One of the great bugaboos of the wars in Afghanistan was the role the country might play in oil transit. The involvement of Unocal executives in courting the Taliban to arrange a route for natural gas from Turkmenistan is the stuff of legend—from covering up lascivious pool statues for Martin Miller’s Taliban Christmas dinner to the darker conspiracy theories that are as divorced from reality as the weirdos who think 9/11 was a conspiracy because it was “the first time fire ever melted steel.”
Of course, work on TAPI—the TransAfghan Pipeline—continues apace. Six weeks ago, India joined the consortium attempting to build the pipeline, which will stretch from the Dauletabad gas field in Turkmenistan, skirt near Herat and Kandahar and Quetta, and end not on the Persian Gulf but at Fazilka, in India. The project is of such importance to India’s interests that it has the backing of the Asian Development Bank, though how much that matters remains to be seen.

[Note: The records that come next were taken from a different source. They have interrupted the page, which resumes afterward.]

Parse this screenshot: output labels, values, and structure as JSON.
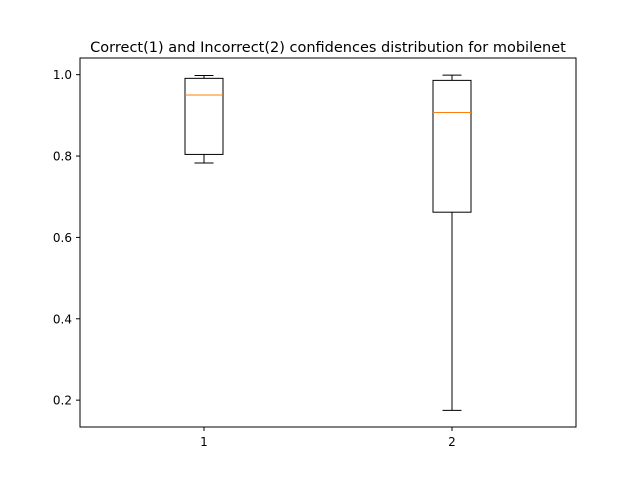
{
  "chart_data": {
    "type": "boxplot",
    "title": "Correct(1) and Incorrect(2) confidences distribution for mobilenet",
    "xlabel": "",
    "ylabel": "",
    "categories": [
      "1",
      "2"
    ],
    "boxes": [
      {
        "label": "1",
        "whisker_low": 0.783,
        "q1": 0.804,
        "median": 0.95,
        "q3": 0.991,
        "whisker_high": 0.998
      },
      {
        "label": "2",
        "whisker_low": 0.175,
        "q1": 0.662,
        "median": 0.907,
        "q3": 0.986,
        "whisker_high": 0.999
      }
    ],
    "xlim": [
      0.5,
      2.5
    ],
    "ylim": [
      0.134,
      1.041
    ],
    "yticks": [
      "0.2",
      "0.4",
      "0.6",
      "0.8",
      "1.0"
    ],
    "grid": false,
    "colors": {
      "box": "#000000",
      "median": "#ff7f0e",
      "background": "#ffffff"
    }
  }
}
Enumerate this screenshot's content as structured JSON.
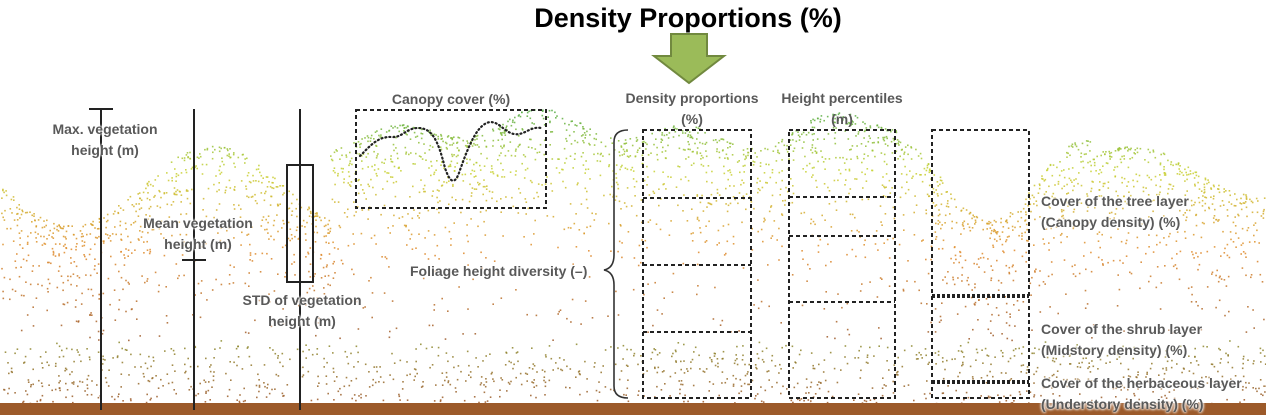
{
  "title": "Density Proportions (%)",
  "labels": {
    "max_height": [
      "Max. vegetation",
      "height (m)"
    ],
    "mean_height": [
      "Mean vegetation",
      "height (m)"
    ],
    "std_height": [
      "STD of vegetation",
      "height (m)"
    ],
    "canopy_cover": "Canopy cover (%)",
    "foliage_diversity": "Foliage height diversity (–)",
    "density_proportions": [
      "Density proportions",
      "(%)"
    ],
    "height_percentiles": [
      "Height percentiles",
      "(m)"
    ],
    "tree_layer": [
      "Cover of the tree layer",
      "(Canopy density) (%)"
    ],
    "shrub_layer": [
      "Cover of the shrub layer",
      "(Midstory density) (%)"
    ],
    "herb_layer": [
      "Cover of the herbaceous layer",
      "(Understory density) (%)"
    ]
  },
  "colors": {
    "arrow_fill": "#9bbb59",
    "arrow_stroke": "#71893f",
    "canopy_top": "#6fb43f",
    "canopy_mid": "#c8d233",
    "understory": "#e08a2c",
    "shrub": "#8c8c2e",
    "ground": "#9c5a2a",
    "stroke": "#222222"
  },
  "icons": {
    "down_arrow": "down-arrow-icon"
  }
}
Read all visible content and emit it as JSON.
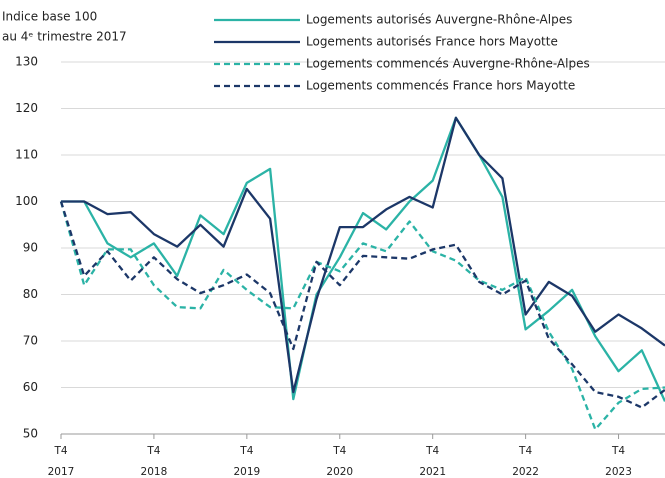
{
  "chart_data": {
    "type": "line",
    "y_label": [
      "Indice base 100",
      "au 4ᵉ trimestre 2017"
    ],
    "categories": [
      "T4",
      null,
      null,
      null,
      "T4",
      null,
      null,
      null,
      "T4",
      null,
      null,
      null,
      "T4",
      null,
      null,
      null,
      "T4",
      null,
      null,
      null,
      "T4",
      null,
      null,
      null,
      "T4",
      null,
      null
    ],
    "years": [
      "2017",
      null,
      null,
      null,
      "2018",
      null,
      null,
      null,
      "2019",
      null,
      null,
      null,
      "2020",
      null,
      null,
      null,
      "2021",
      null,
      null,
      null,
      "2022",
      null,
      null,
      null,
      "2023",
      null,
      null
    ],
    "series": [
      {
        "name": "Logements autorisés Auvergne-Rhône-Alpes",
        "color": "#2bb3a6",
        "dash": false,
        "values": [
          100,
          100,
          91,
          88,
          91,
          84,
          97,
          93,
          104,
          107,
          57.5,
          80,
          88,
          97.5,
          94,
          100,
          104.5,
          118,
          110,
          101,
          72.5,
          76.5,
          81,
          71,
          63.5,
          68,
          57
        ]
      },
      {
        "name": "Logements autorisés France hors Mayotte",
        "color": "#1c3768",
        "dash": false,
        "values": [
          100,
          100,
          97.3,
          97.7,
          93,
          90.3,
          95,
          90.3,
          102.7,
          96.3,
          59,
          79,
          94.5,
          94.5,
          98.3,
          101,
          98.7,
          118,
          110,
          105,
          75.7,
          82.7,
          79.7,
          72,
          75.7,
          72.7,
          69
        ]
      },
      {
        "name": "Logements commencés Auvergne-Rhône-Alpes",
        "color": "#2bb3a6",
        "dash": true,
        "values": [
          100,
          82,
          89.7,
          89.7,
          82,
          77.3,
          77,
          85.3,
          81,
          77.3,
          77,
          87,
          85,
          91,
          89.3,
          95.7,
          89.3,
          87.3,
          83,
          81,
          83.7,
          72,
          64,
          51,
          56.7,
          59.7,
          60
        ]
      },
      {
        "name": "Logements commencés France hors Mayotte",
        "color": "#1c3768",
        "dash": true,
        "values": [
          100,
          84,
          89.3,
          83,
          88,
          83.3,
          80.3,
          82,
          84.3,
          80.3,
          68.3,
          87,
          82,
          88.3,
          88,
          87.7,
          89.7,
          90.7,
          82.7,
          80,
          83,
          70.5,
          65,
          59,
          58,
          55.7,
          59.5
        ]
      }
    ],
    "ylim": [
      50,
      130
    ],
    "yticks": [
      50,
      60,
      70,
      80,
      90,
      100,
      110,
      120,
      130
    ],
    "grid": true
  }
}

It is a major project for India, and even for Pakistan—a big reason the Taliban continues to enjoy a relatively peaceful existence in NWFP (despite the recent arrest of a whole two dozen “sympathizers”) is because they remain a useful proxy force for Pakistan against India, in both Kashmir and in Afghanistan. Many have speculated that Afghanistan has turned into a low-intensity war between India and Pakistan, as both compete for influence and power; these theories seem more than a bit far fetched, but cannot really be discounted.
The potential collaboration over an LNG pipeline could shift matters a bit. If Pakistan must foster security in the southern half of Afghanistan—the very heart of the Taliban’s growing territory—in order to derive income from this new project, then it might be cajoled into cracking down further on the extremists and maybe, perhaps, funding some long term initiatives to undercut the environments of extremism, like maybe schools.
Who are we kidding? This will never get built—not so long as India and Pakistan mistrust each other so deeply, and certainly not so long as the Taliban control Afghanistan. Perhaps we could all reconsider the TransCaspian Pipeline?

{ 1 comment }
Hahaha! You almost had me there Josh. Well done.